I sat there in the dark on the edge of the road with Alexa, the doctor and his father. The old men stood a short distance away from us by the truck, talking about old-men things. Troups of teenage boys and girls sauntered the street in front of us. Crowds of single men milled amongst the restaurants and beer tents set up under the field lights on the soccer field. Two plates piled with pieces of juicy meat showed up for Alexa and me. As I passed off my dish to one of the old men after eating only four delicious pieces, I regretted being a vegetarian for 3 years and still having a weak stomach for meat. Loud reggaeton thumped from a hundred feet away, echoing from inside a building that seemed to be a dance hall. Drunk men on horseback rode by, kicking at their mounts carelessly and causing the horses to trip and wheel confusedly as if it were the animals that were intoxicated and not their riders. The doctor and his father downed their second, third, and fourth plastic cups of Chivas whiskey with 7-Up and began to laugh loudly and to spontaneously burst into acappella ranchera songs. Every five minutes they asked me if I was ready for another drink, even though I had already finished my beer and was now working on my own cup of whiskey without soda. I can’t drink like you two, I insisted. I’m only a third your weight. The doctor roared and high-fived me.
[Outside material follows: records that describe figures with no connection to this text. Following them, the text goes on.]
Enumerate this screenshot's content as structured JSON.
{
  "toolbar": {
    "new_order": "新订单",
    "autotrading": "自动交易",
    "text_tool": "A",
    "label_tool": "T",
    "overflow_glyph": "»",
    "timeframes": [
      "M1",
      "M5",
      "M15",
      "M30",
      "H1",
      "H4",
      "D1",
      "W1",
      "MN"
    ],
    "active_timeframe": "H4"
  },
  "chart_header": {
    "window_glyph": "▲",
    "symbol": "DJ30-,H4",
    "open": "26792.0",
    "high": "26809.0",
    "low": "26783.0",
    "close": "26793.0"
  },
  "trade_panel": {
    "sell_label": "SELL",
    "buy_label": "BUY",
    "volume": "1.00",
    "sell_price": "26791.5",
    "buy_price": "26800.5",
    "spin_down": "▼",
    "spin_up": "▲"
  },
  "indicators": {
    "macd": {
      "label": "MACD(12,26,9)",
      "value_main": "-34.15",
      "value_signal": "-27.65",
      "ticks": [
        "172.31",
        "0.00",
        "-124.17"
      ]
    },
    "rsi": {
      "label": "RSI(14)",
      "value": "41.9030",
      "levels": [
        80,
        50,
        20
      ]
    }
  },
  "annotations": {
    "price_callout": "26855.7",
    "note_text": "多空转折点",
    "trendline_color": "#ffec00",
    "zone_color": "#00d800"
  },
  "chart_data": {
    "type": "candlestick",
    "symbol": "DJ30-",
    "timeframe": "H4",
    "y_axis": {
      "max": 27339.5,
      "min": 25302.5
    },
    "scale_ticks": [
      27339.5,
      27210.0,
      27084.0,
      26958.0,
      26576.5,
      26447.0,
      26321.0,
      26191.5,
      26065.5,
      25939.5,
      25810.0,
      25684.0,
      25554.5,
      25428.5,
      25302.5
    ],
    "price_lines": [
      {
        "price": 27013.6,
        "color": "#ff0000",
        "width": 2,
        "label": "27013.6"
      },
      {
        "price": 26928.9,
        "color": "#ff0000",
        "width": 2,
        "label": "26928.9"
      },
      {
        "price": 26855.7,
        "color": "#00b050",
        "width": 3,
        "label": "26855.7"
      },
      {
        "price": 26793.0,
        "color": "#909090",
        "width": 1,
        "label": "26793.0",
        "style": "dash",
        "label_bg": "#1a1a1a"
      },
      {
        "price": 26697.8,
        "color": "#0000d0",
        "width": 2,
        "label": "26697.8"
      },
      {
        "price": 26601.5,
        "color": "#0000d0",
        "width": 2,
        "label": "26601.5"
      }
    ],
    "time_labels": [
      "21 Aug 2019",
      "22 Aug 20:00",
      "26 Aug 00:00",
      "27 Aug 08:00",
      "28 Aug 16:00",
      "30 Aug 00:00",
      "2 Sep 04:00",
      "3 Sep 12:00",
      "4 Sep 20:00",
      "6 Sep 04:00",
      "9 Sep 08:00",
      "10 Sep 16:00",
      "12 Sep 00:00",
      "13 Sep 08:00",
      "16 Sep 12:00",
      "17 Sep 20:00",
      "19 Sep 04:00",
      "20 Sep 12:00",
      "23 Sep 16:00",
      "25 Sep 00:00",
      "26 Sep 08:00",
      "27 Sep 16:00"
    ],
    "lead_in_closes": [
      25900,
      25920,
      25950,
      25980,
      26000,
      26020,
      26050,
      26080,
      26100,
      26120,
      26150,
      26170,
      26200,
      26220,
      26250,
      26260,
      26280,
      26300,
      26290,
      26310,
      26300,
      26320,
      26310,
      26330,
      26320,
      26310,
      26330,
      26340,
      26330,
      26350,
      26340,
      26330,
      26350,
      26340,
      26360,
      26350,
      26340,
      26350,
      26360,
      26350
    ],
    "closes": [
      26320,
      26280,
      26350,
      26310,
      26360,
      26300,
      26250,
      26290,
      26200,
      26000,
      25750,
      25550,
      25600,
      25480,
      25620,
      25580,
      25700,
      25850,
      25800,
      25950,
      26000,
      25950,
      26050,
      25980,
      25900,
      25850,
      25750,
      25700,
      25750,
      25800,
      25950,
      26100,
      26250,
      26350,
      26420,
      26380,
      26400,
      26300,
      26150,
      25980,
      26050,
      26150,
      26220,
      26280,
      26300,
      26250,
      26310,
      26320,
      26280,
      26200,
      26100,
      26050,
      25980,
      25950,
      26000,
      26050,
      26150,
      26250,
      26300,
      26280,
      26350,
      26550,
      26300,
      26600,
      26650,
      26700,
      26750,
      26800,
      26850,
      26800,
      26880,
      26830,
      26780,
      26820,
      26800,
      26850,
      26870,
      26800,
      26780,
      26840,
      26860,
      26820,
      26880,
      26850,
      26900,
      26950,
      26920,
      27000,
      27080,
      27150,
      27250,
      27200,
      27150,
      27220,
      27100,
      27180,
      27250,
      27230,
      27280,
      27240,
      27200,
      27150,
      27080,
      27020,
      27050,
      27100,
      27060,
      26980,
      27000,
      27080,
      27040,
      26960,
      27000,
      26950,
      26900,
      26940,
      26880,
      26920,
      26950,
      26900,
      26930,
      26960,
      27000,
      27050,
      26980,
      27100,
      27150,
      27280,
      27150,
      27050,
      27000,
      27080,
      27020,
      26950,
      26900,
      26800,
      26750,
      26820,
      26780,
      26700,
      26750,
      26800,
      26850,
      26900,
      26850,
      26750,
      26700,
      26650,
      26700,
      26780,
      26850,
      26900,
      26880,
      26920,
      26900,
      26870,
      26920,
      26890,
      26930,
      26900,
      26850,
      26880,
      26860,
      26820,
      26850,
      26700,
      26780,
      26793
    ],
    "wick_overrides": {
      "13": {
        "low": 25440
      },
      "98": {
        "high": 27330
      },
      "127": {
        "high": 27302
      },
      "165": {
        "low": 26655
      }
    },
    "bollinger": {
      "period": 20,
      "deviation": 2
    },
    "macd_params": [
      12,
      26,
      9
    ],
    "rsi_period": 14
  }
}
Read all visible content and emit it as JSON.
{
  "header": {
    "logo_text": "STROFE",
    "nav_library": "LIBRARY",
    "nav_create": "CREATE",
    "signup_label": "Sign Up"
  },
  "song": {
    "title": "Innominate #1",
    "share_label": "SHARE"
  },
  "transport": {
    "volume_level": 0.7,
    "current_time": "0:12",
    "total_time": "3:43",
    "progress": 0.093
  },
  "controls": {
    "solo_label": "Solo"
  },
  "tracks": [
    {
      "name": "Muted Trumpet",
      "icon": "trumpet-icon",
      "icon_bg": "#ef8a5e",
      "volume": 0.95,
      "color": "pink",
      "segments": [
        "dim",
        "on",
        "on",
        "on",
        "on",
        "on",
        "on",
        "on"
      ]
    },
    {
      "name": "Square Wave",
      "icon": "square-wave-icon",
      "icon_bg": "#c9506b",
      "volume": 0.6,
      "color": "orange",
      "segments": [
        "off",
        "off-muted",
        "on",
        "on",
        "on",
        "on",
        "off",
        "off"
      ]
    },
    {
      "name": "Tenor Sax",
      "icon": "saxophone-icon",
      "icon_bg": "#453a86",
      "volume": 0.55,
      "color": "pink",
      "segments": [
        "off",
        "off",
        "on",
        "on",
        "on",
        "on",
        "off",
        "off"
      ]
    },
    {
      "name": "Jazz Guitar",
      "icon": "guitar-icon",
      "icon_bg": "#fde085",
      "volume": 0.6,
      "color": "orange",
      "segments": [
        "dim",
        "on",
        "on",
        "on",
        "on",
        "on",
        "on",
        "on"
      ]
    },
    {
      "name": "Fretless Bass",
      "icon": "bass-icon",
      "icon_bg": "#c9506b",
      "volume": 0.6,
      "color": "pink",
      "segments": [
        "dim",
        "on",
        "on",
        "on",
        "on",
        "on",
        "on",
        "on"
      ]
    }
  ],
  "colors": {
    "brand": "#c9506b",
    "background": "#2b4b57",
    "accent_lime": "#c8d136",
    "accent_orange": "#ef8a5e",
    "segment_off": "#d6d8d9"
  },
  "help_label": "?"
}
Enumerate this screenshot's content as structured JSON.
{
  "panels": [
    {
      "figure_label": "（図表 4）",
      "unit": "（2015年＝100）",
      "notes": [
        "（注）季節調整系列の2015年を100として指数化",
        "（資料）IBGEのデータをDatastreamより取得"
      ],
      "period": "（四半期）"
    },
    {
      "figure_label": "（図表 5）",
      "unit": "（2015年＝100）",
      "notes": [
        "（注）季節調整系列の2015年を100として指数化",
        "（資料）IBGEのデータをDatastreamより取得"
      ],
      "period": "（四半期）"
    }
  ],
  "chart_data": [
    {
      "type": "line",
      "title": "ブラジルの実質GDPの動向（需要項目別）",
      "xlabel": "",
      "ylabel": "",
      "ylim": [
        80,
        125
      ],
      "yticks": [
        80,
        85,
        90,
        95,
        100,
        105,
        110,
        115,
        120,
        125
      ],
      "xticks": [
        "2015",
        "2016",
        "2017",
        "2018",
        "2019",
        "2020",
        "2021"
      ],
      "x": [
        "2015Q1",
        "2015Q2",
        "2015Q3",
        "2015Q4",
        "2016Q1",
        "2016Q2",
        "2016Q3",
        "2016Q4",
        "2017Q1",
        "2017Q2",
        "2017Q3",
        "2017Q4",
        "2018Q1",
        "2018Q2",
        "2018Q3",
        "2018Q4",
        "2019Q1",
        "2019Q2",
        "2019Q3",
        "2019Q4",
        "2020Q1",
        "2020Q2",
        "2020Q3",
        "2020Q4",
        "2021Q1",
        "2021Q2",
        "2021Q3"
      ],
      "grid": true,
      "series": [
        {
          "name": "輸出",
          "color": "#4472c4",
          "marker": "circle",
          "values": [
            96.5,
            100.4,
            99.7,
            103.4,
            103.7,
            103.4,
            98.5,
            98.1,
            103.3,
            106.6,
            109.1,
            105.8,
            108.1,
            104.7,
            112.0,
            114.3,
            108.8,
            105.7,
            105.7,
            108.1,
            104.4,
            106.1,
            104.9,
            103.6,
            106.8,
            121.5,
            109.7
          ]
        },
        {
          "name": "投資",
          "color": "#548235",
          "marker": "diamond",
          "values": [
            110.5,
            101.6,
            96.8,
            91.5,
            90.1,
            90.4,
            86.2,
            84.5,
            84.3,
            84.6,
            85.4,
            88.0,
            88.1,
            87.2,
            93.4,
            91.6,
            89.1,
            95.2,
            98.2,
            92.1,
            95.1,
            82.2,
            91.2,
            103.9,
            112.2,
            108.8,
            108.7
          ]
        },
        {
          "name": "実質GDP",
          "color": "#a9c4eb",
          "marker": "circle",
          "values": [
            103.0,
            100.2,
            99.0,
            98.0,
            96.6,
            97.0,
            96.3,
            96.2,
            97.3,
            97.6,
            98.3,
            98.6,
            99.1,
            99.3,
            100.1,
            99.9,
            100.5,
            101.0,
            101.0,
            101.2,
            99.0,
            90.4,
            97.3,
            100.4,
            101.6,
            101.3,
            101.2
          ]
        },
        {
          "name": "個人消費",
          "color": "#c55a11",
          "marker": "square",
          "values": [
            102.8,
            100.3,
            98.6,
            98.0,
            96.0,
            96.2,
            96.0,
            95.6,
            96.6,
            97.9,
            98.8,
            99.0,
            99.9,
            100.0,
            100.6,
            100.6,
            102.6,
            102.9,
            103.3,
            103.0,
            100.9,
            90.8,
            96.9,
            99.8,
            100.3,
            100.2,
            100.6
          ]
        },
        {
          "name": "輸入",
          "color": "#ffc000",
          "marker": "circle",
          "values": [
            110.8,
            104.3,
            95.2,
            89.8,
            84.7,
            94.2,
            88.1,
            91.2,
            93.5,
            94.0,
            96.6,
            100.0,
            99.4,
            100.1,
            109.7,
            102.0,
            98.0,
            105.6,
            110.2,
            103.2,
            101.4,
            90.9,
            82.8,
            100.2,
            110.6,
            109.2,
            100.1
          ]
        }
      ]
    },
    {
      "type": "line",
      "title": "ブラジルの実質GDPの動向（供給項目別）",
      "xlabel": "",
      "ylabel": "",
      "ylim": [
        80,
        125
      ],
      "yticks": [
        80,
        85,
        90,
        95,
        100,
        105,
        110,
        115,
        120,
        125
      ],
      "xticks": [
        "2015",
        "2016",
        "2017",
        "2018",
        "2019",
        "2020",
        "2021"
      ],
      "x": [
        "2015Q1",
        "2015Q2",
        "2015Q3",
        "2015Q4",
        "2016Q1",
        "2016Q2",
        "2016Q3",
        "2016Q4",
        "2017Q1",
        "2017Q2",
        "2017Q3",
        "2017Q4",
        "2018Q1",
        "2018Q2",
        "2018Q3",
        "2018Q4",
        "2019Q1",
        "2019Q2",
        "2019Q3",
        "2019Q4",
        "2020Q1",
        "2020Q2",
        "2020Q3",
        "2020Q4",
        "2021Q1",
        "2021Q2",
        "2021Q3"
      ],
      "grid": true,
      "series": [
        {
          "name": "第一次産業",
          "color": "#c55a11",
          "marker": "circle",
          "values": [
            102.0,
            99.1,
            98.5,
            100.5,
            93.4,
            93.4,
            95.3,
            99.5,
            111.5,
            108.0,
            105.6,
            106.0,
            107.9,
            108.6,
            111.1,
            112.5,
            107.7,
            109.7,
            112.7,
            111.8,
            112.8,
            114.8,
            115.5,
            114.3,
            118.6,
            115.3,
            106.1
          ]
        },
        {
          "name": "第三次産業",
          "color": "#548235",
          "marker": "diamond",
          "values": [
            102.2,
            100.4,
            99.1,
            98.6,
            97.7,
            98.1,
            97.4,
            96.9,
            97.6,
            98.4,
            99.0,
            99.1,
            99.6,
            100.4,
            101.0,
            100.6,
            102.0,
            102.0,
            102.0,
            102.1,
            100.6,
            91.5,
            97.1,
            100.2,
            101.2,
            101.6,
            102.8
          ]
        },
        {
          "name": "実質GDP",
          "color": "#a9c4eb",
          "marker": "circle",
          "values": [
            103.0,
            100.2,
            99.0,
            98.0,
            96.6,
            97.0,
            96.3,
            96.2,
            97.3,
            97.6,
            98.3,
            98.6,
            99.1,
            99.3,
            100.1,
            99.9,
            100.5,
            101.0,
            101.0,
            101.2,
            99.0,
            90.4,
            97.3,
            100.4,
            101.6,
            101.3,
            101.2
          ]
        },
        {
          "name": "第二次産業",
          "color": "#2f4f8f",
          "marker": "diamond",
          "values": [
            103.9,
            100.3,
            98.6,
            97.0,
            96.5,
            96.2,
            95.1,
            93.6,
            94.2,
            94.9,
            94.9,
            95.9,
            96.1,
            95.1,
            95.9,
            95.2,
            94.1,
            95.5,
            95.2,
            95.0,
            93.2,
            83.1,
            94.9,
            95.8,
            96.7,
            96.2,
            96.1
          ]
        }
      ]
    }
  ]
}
Finally the doctor asked me to ask Israel to play. I did, and he said he didn’t want to, though he directed his grumpiness not at me but at the doctor. But within 5 minutes Israel pulled out his guitar and tuned it, Camilo pulled out a pair of maracas and the other man, José, surfaced with a conga-type drum. They opened the tailgate of the truck and I sat next to Israel. They asked me to sing first. So we played The Girl from Ipanema. I sang it in Portuguese and then in English and all three of them nodded approvingly afterwards. A small crowd of boys of various ages clustered around us, staring and seemingly not understanding what kind of circumstance would entice a young gringa to hang out with three old men. Then we played Ojos Verdes (Green Eyes), a song that was also once popular as a swing tune in the States that I suddenly remembered that I know in both its original Spanish as well as English. Though I had never played it before even with Israel, the four of us went through it without a hitch. Then the three men took over. Camilo wailed out Moliendo Café, almost acting, as his voice and body and maracas moved with the emotion of the song. The men sang another that I didn’t recognize, this time in three-part harmony. They sang another, and another, all musica de recuerdo. Even Israel, whose talent is with the guitar, sang Voy a Cambiar el Nombre solo. Various groups of teenage boys came and went, and between songs the reggaeton still thumped monotonously in the background, but the group of old men remained undistracted. The smell of cooking meat and the sound of laughter wafted through the air. Skinny street dogs nervously approached and retreated. A slight chill came into the January night air. I thought to myself, this is how the Buena Vista Social Club must have started. Not in a studio or a basement, but at a party in the midst of friends and community, playing for the enjoyment of sharing their own sound with each other and anyone else who cared to pay attention. The beauty of it all is that I don’t think Israel, Camilo or José have ever heard of the Buena Vista Social Club. This is just what happens in small-town Latin America. Old men play old love songs out of the back of a pickup truck at their small-town fair at midnight. And sometimes people stop to listen.

2 comments:

Geoff said...

That is an awesome story! I hope you continue to sing and play with those guys, I don't know if I would have had the courage to go up and start singing or playing with them.

And I'm sorry we didn't get a chance to do that song, "Besame Mucho" it is a really great one too...

Suzanne said...

I was mostly thinking of you when I wrote it!